After almost a year of near-silence, the UK Gambling Commission has released new information on its controversial financial risk assessments, indicating it is inching closer to their possible introduction.
Plans to require operators to assess the financial wellbeing of high spending customers have been in a pilot programme since way back in August 2024.
This unprecedented length of time reflects the delicate nature with which the commission feels it needs to handle its divisive policy proposal.
According to a new update from Gambling Commission director of major policy projects and evaluation, Helen Rhodes, the regulator is “approaching the point” when it will send plans to its advisory board for approval.
However, she insists that no final decision has been made on whether to actually introduce them.
Frictional
In its current form, financial risk assessments would require UK-licensed operators to conduct a check when a customer passes into the top 3 percent of average gambling spending.
The checks will be conducted in partnership with credit reference agencies and give operators a view of that consumer’s financial wellbeing.
Armed with this data, responsible gambling teams then need to make a decision about whether to allow the player to continue gambling unimpeded or take whatever safer gambling actions they deem most sensible
The industry has been vocal about its fears of what would happen when these checks cannot be conducted automatically.
Gamblers, especially larger spenders, are unlikely to agree to voluntarily give up more information about their financial health and will instead move to the black market, they say.
The Gambling Commission insists that its pilot has shown that, of the 3 percent of customers that will trigger a check in the first place, 97 percent of them will have an assessment that is entirely frictionless.
That means that roughly 1 in 1,000 of all online customers will need some form of further interaction.
In her latest blog post, Rhodes also seeks to address operator concerns that the high-spending 3 percent that will trigger checks are at serious risk of fleeing offshore.
Rhodes argues that operators can best help these kinds of customers by intervening in ways that are “sustainable” and do not push them either to unmonitored land-based environments or the illegal market.
“It is really important that customers are supported rather than experiencing a knee-jerk reaction to a financial risk assessment by an operator defaulting to requesting documents (such as bank statements) or closing an account in every case,” she said.

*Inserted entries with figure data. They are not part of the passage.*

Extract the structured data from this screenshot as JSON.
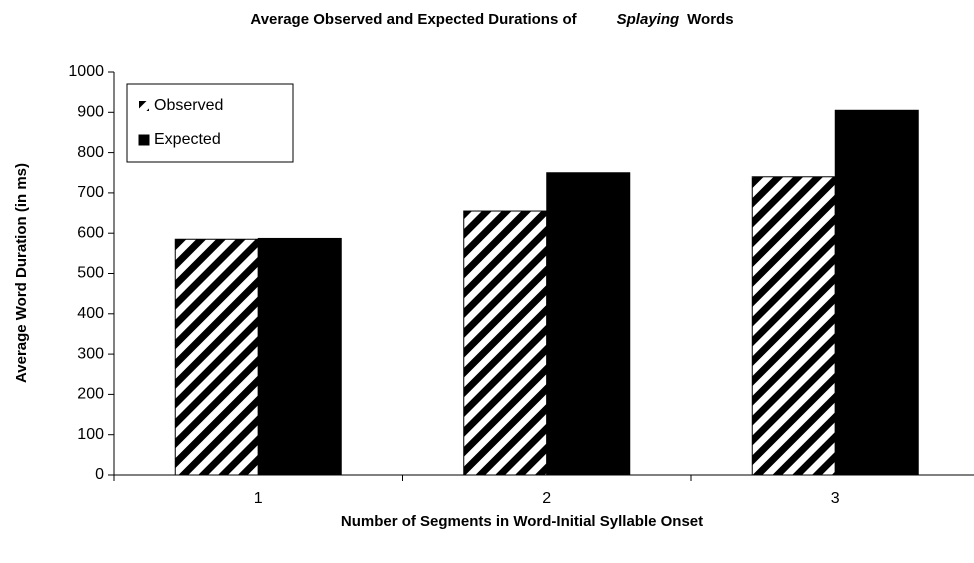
{
  "chart_data": {
    "type": "bar",
    "title": [
      "Average Observed and Expected Durations of",
      "Splaying",
      "Words"
    ],
    "title_italic": [
      false,
      true,
      false
    ],
    "x_label": "Number of Segments in Word-Initial Syllable Onset",
    "y_label": "Average Word Duration (in ms)",
    "categories": [
      "1",
      "2",
      "3"
    ],
    "series": [
      {
        "name": "Observed",
        "color": "#000000",
        "pattern": "diagonal-hatch",
        "values": [
          585,
          655,
          740
        ]
      },
      {
        "name": "Expected",
        "color": "#000000",
        "pattern": "solid",
        "values": [
          587,
          750,
          905
        ]
      }
    ],
    "ylim": [
      0,
      1000
    ],
    "yticks": [
      0,
      100,
      200,
      300,
      400,
      500,
      600,
      700,
      800,
      900,
      1000
    ],
    "grid": false,
    "legend": "upper left"
  }
}
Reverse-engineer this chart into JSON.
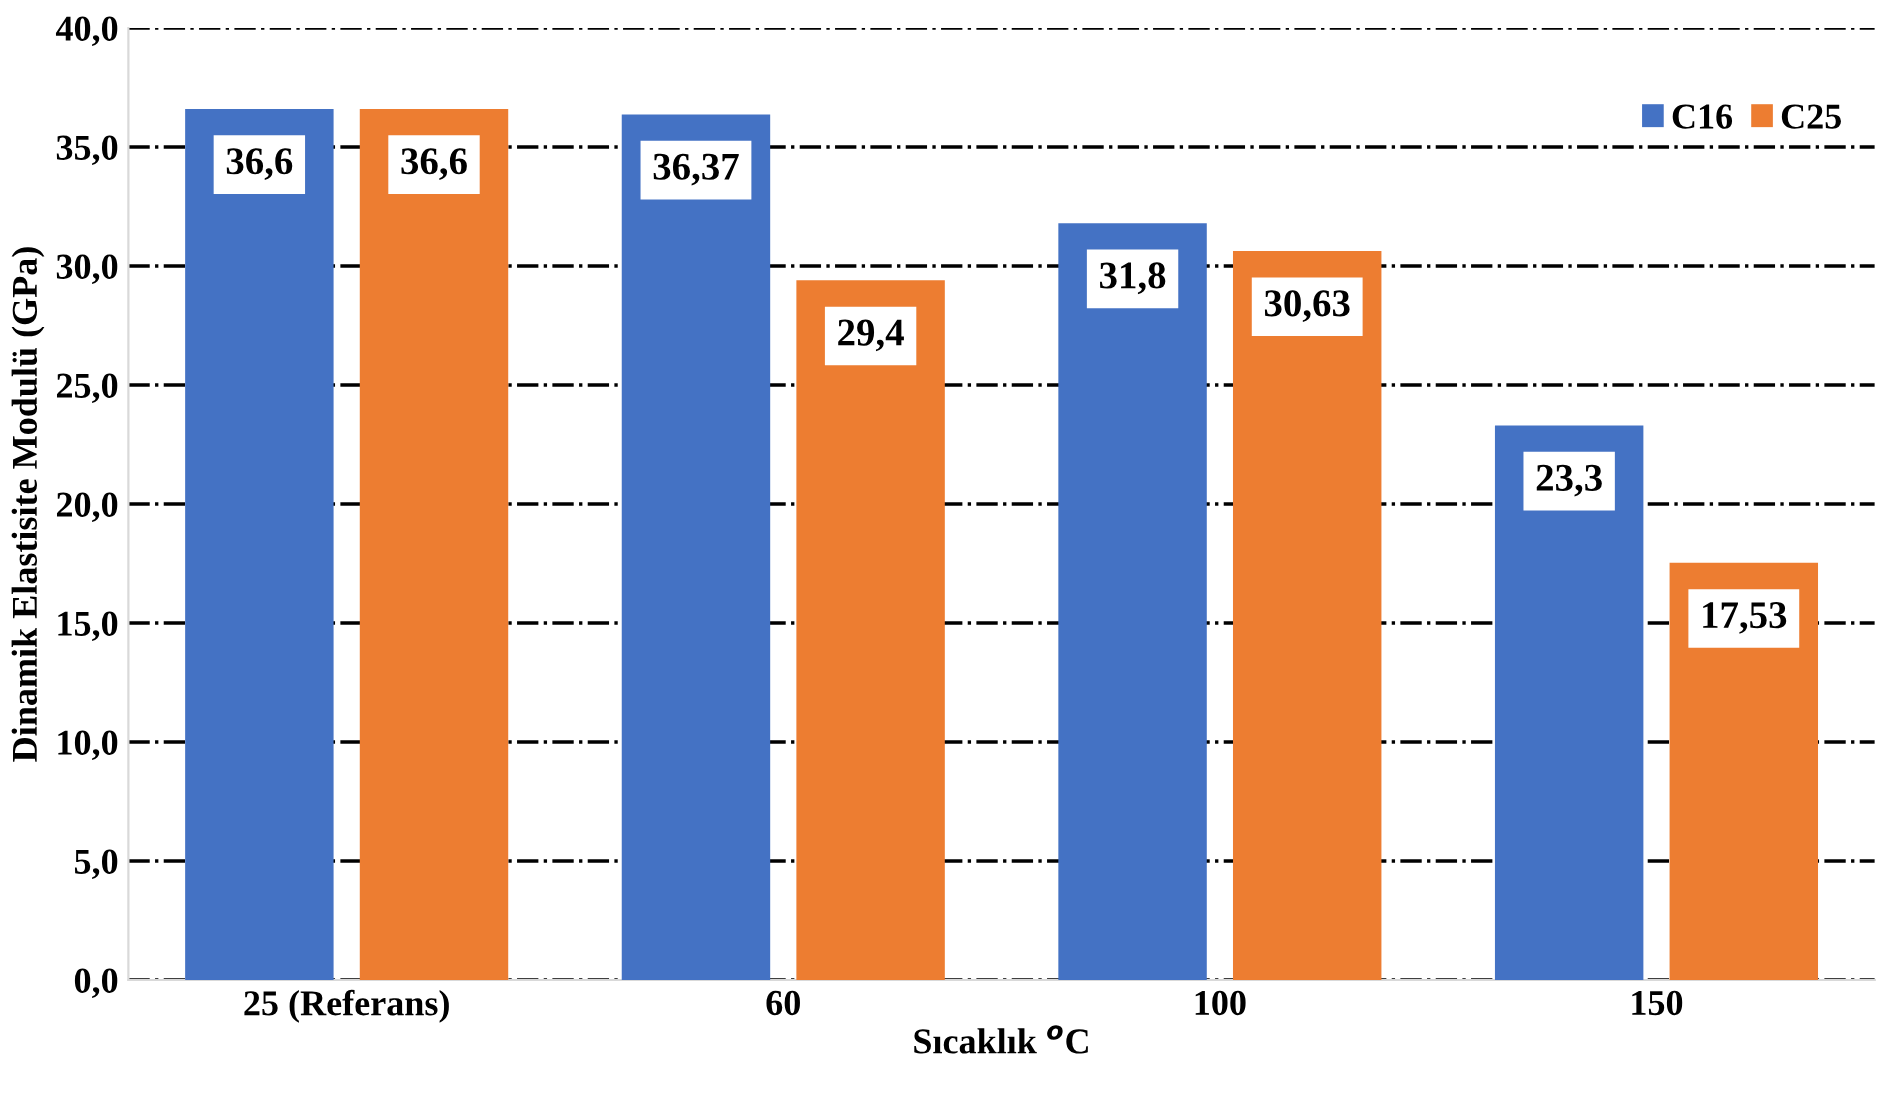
{
  "chart_data": {
    "type": "bar",
    "xlabel": "Sıcaklık $^{o}$C",
    "ylabel": "Dinamik Elastisite Modulü (GPa)",
    "categories": [
      "25 (Referans)",
      "60",
      "100",
      "150"
    ],
    "series": [
      {
        "name": "C16",
        "color": "#4472c4",
        "values": [
          36.6,
          36.37,
          31.8,
          23.3
        ],
        "value_labels": [
          "36,6",
          "36,37",
          "31,8",
          "23,3"
        ]
      },
      {
        "name": "C25",
        "color": "#ed7d31",
        "values": [
          36.6,
          29.4,
          30.63,
          17.53
        ],
        "value_labels": [
          "36,6",
          "29,4",
          "30,63",
          "17,53"
        ]
      }
    ],
    "ylim": [
      0,
      40
    ],
    "yticks": [
      {
        "value": 0,
        "label": "0,0"
      },
      {
        "value": 5,
        "label": "5,0"
      },
      {
        "value": 10,
        "label": "10,0"
      },
      {
        "value": 15,
        "label": "15,0"
      },
      {
        "value": 20,
        "label": "20,0"
      },
      {
        "value": 25,
        "label": "25,0"
      },
      {
        "value": 30,
        "label": "30,0"
      },
      {
        "value": 35,
        "label": "35,0"
      },
      {
        "value": 40,
        "label": "40,0"
      }
    ],
    "grid": "y",
    "legend": "top right"
  }
}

There is still no timeline for the introduction of financial risk assessments or even a firm commitment that they will be introduced at all.
However the commission continues to strongly indicate that it will push forward with the plans, with Rhodes saying that it has developed plans with the Department of Culture, Media and Sport (DCMS) to deliver “ongoing evaluation” of any new regulations.
No dice
Despite repeated assurances to the contrary, critics, including some of the UK gambling industry’s key representatives, insist that the checks are a form of affordability and, despite the commission’s latest assurances, are still calling for the project to be scrapped in its entirety.
“The Gambling Commission’s update underlines how important it is to openly evaluate whether any Financial Risk Assessments is genuinely workable or necessary given the huge changes brought in by regulation since 2023,” said Grainne Hurst, the chief executive of the Betting and Gaming Council (BGC).
Hurst told EEGaming that the evidence from the pilot shows that too many customers will face requests for extra documentation.
“If introduced as they stand, these checks will create unnecessary friction and risk driving customers towards the growing illegal black market, where there are no protections.
“Good regulation must be workable in practice; the pilot has shown these proposals don’t work and will be counterproductive to safeguarding people,” she said.
The commission has complained that scaremongering about the black market and its links to the pilot are overblown.
“Some coverage has suggested that consumers are currently being driven to use illegal operators as a result of financial risk assessments,” said Rhodes.
“This is despite the fact that the assessments are not live and not a single consumer has had any action taken based on one – even during the pilot”
The pilot is being conducted in a non-live environment with example customers drawn from real-world information.